Anesthesia Coding Alert

Reader Question:

Split Time, No Procedure = Discontinuous Time

Question: Our physician tended a patient under anesthesia for about two hours for a craniotomy. The surgeon canceled the procedure after one hour due to equipment malfunction, and the patient went to NICU. The surgery resumed about three hours later. How should I code this procedure?

New York Subscriber Answer: Although the first attempt at surgery was not fully completed, you can bill for the anesthesia. Some carriers request that you append modifier -53 (Discontinued procedure), but you have to check your individual carrier's guidelines before going this route.

Some coders recommend charging the procedure's base value for one session instead of for both sessions.
This is for several reasons: The interruption was equipment-related, the surgery resumed within hours, and the anesthesiologist did not need to repeat his pre-op work. Based on that line of thinking, this is a great example of discontinuous time - report one procedure code and add the anesthesiologist's time for each segment. Include any modifiers and related diagnosis codes that can help explain the situation.
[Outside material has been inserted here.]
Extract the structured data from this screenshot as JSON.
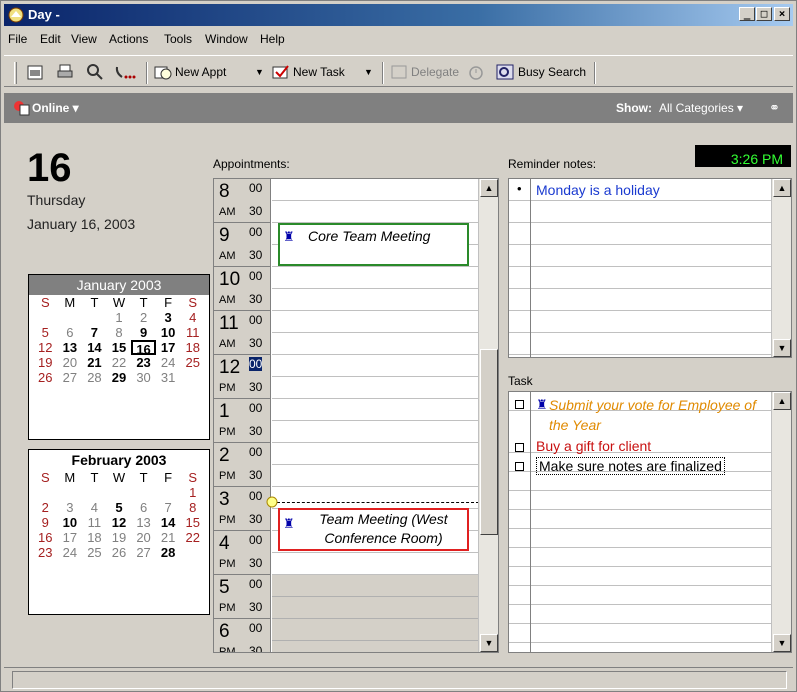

You should probably submit a paper claim so you can include copies of the anesthesia and operative reports for the carrier.

Caution: Don't overlook one final consideration in deciding whether the case qualifies for discontinuous time. Did the physician extubate the patient between procedures or leave him intubated? If he extubated the patient, you could possibly bill it as two separate cases instead of as one case with discontinuous time.